Flume (Deluxe Edition)

Flume

Future Classic – 2013
par Aurélien, le 10 décembre 2013
7

La musique de Flume n'est pas vraiment un exemple d'audace, et c'est sans doute pour cette raison qu'on n'a pas vraiment soutenu l'Australien jusqu'ici. En fait, on a eu beaucoup de mal à comprendre le succès critique du beatmaker qui, des pages de Pitchfork jusqu'à celles de Cosmopolitan, a fait à ce point l'unanimité qu'il a été jusqu'à éclipser son voisin de pallier Ta-Ku, pourtant plus méritant. Et il aurait pu en être ainsi pendant longtemps si l'on ne s'était pas laissé tenter par la formidable date parisienne du jeune homme il y a peu, et qui annonçait la réédition d'un album éponyme paru l'an dernier, agrémenté d'une mixtape joliment fournie en invités de marque et de l'intégralité des remixes du bougre. L'occasion de faire un point sur le phénomène, mais aussi de conter l'histoire d'un joli retournement de veste.

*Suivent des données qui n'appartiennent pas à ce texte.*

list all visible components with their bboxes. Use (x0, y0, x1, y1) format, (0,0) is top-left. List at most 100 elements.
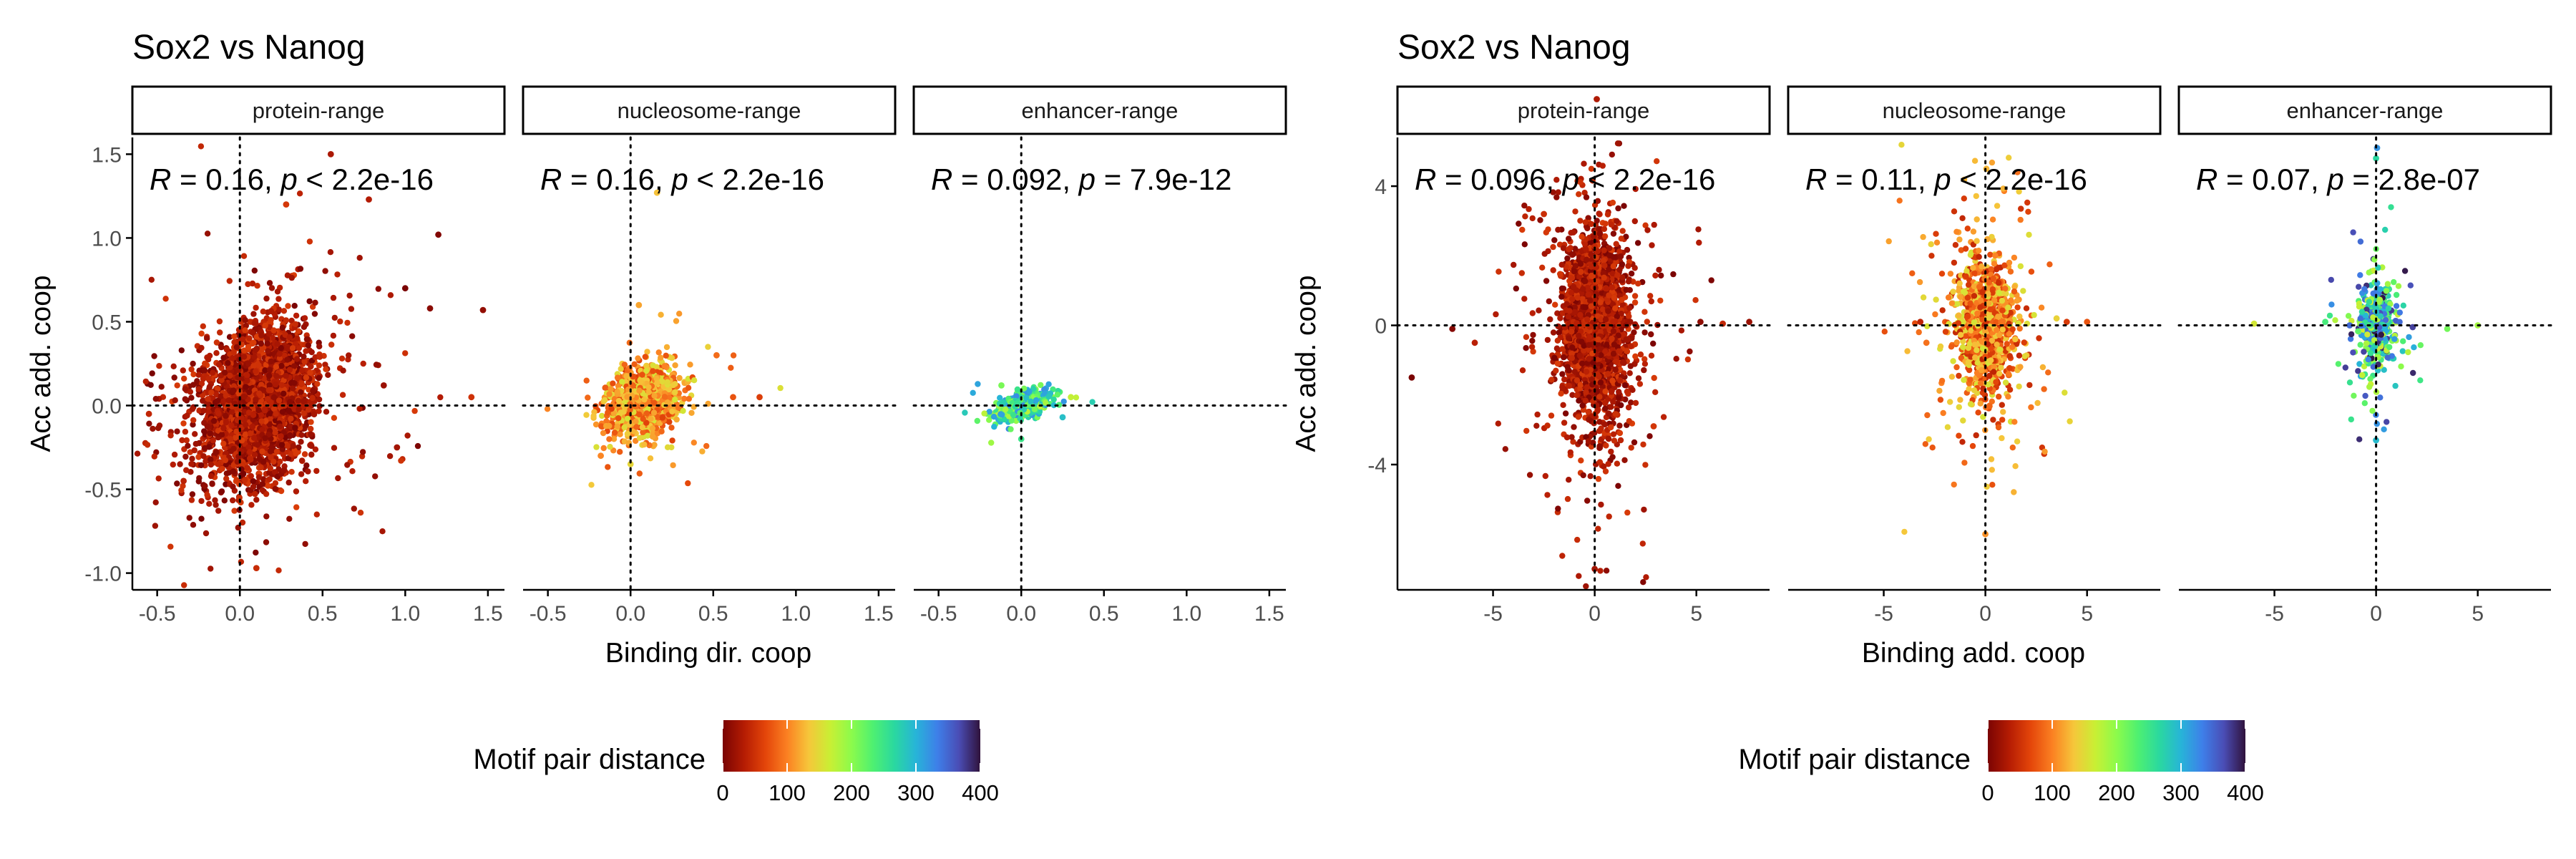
data-point (301, 451, 308, 457)
data-point (602, 384, 609, 391)
data-point (268, 308, 274, 314)
data-point (266, 367, 273, 373)
data-point (212, 497, 218, 503)
data-point (171, 374, 177, 381)
data-point (292, 424, 298, 431)
data-point (307, 369, 313, 376)
data-point (152, 396, 159, 402)
data-point (650, 409, 658, 416)
data-point (204, 230, 211, 237)
outlier-point (1068, 394, 1074, 401)
data-point (200, 407, 207, 414)
data-point (233, 477, 240, 483)
data-point (614, 374, 621, 381)
strip-label: protein-range (253, 98, 384, 123)
data-point (270, 458, 277, 465)
data-point (243, 384, 249, 390)
data-point (198, 330, 205, 337)
data-point (217, 329, 223, 336)
data-point (273, 410, 279, 417)
data-point (327, 249, 334, 256)
data-point (611, 430, 618, 436)
data-point (308, 425, 314, 432)
annotation-part: 0.16 (596, 162, 655, 196)
data-point (283, 317, 289, 324)
data-point (186, 515, 192, 521)
data-point (1014, 386, 1021, 393)
data-point (777, 384, 784, 392)
data-point (263, 539, 270, 545)
data-point (203, 530, 210, 537)
data-point (328, 341, 335, 348)
strip-label: enhancer-range (1022, 98, 1179, 123)
outlier-point (756, 394, 763, 401)
y-tick-label: 0 (1375, 315, 1387, 339)
data-point (293, 312, 300, 319)
data-point (189, 406, 196, 412)
strip-label: nucleosome-range (618, 98, 801, 123)
data-point (639, 372, 645, 378)
annotation-part: p (670, 162, 688, 196)
data-point (298, 471, 305, 477)
data-point (411, 407, 418, 414)
data-point (188, 461, 195, 467)
data-point (305, 342, 311, 349)
data-point (225, 397, 233, 404)
data-point (181, 582, 187, 588)
data-point (279, 324, 286, 331)
data-point (308, 419, 314, 425)
data-point (190, 360, 196, 367)
data-point (251, 320, 258, 326)
data-point (402, 350, 409, 356)
legend-tick-label: 300 (897, 780, 935, 805)
data-point (249, 423, 256, 430)
data-point (288, 415, 294, 422)
data-point (349, 333, 356, 339)
data-point (605, 464, 611, 470)
data-point (658, 428, 665, 435)
annotation-part: = (171, 162, 205, 196)
data-point (265, 387, 273, 394)
data-point (334, 271, 341, 278)
data-point (1651, 374, 1657, 382)
data-point (655, 349, 662, 356)
data-point (357, 510, 364, 516)
data-point (974, 417, 981, 424)
data-point (1010, 412, 1017, 418)
data-point (676, 311, 683, 317)
data-point (178, 347, 185, 354)
x-tick-label: 0.0 (1006, 602, 1036, 626)
data-point (200, 453, 207, 460)
data-point (606, 422, 613, 430)
data-point (300, 398, 307, 404)
outlier-point (283, 201, 290, 208)
data-point (1033, 397, 1040, 404)
data-point (970, 389, 976, 396)
data-point (633, 418, 639, 425)
data-point (659, 414, 666, 421)
data-point (309, 394, 316, 402)
annotation-part: 0.092 (987, 162, 1062, 196)
data-point (242, 422, 249, 428)
data-point (218, 432, 225, 438)
data-point (200, 376, 207, 382)
data-point (312, 446, 319, 452)
data-point (585, 394, 591, 401)
data-point (148, 276, 155, 283)
data-point (190, 382, 197, 388)
data-point (643, 410, 650, 417)
data-point (346, 292, 353, 299)
legend-tick-label: 0 (716, 780, 728, 805)
panel-enhancer-range: enhancer-range-0.5 0.0 0.5 1.0 1.5R = 0.092,… (912, 85, 1287, 626)
data-point (202, 482, 208, 489)
data-point (275, 306, 282, 313)
data-point (251, 267, 258, 274)
data-point (258, 346, 265, 352)
data-point (962, 409, 968, 416)
outlier-point (380, 382, 387, 389)
data-point (250, 311, 257, 317)
data-point (190, 417, 197, 424)
data-point (240, 253, 248, 259)
x-tick-label: -0.5 (920, 602, 957, 626)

Car de la même façon que Disclosure s'est fendu d'un charmant album en mode 'UK Garage pour les nuls', Flume fait ici de la musique de beat tape pour celles et ceux qui sont réfractaires à ce format d'écoute il est vrai plutôt exigu. Ainsi, l'Australien compose de façon extrêmement épurée, à la limite du je-m'en-foutisme. Sa musique semble évidente, presque vulgaire, et s'oblige à apporter du relief en ramenant quelques voix Lana Del Rey-esques (comme sur le tubesque "Insane") au beau milieu d'un gros tas de titres riches en nappes cosmiques et que n'aurait pas renié l'écurie Soulection ("Space Cadet", "Sleepless"). Et si c'est toute cette simplicité qui tire les deux tiers de ces beats colorés (et foncièrement dansants) vers le haut, c'est malheureusement aussi cette absence radicale de prétention qui fait plonger l'album dans le sens inverse. Et bien que les ratés soient rares - citons l'infâme "On Top" ou le quelconque "Bring You Down"-, on a un peu le sentiment que la galette manque de cette audace qui en ferait autre chose qu'un cahier des charges consensuel, qui applique une recette efficace mais aussi un peu réchauffée. Alors pour compléter ces imperfections, on ne peut que saluer l'idée de ramener des types comme Ghostface Killah, Stalley, Killer Mike ou encore Freddie Gibbs le temps d'une courte mixtape. Ajoutez à cela une jolie palette de relectures et vous aurez entre les mains un produit qui démontre combien, à seulement 21 ans, le beatmaker profite d'une position idéale qui va jusqu'à donner tout le cachet d'un projet sur lequel on ne cachait pourtant pas notre indifférence quelques semaines plus tôt.

Le fin mot de l'histoire, c'est que derrière ce retournement de veste soudain se cache une envie: celle de savoir comment va mûrir la musique d'Harley Streten - et plus encore de savoir s'il sera en mesure de nous prouver qu'il n'est pas le branleur magnifique que ce Flume laisse l'entendre. Car il cristallise trop de promesses d'avenir pour penser qu'il se choisira une destinée à la Calvin Harris. Mais si tel est le cas, ce serait foutre en l'air toute la confiance générée par une Deluxe Edition qui porte bien son nom, puisqu'elle elle composée de trois disques et d'un DVD. Une Deluxe Edition sans laquelle on n'aurait peut-être jamais trop compris l'engouement autour de la musique de Flume.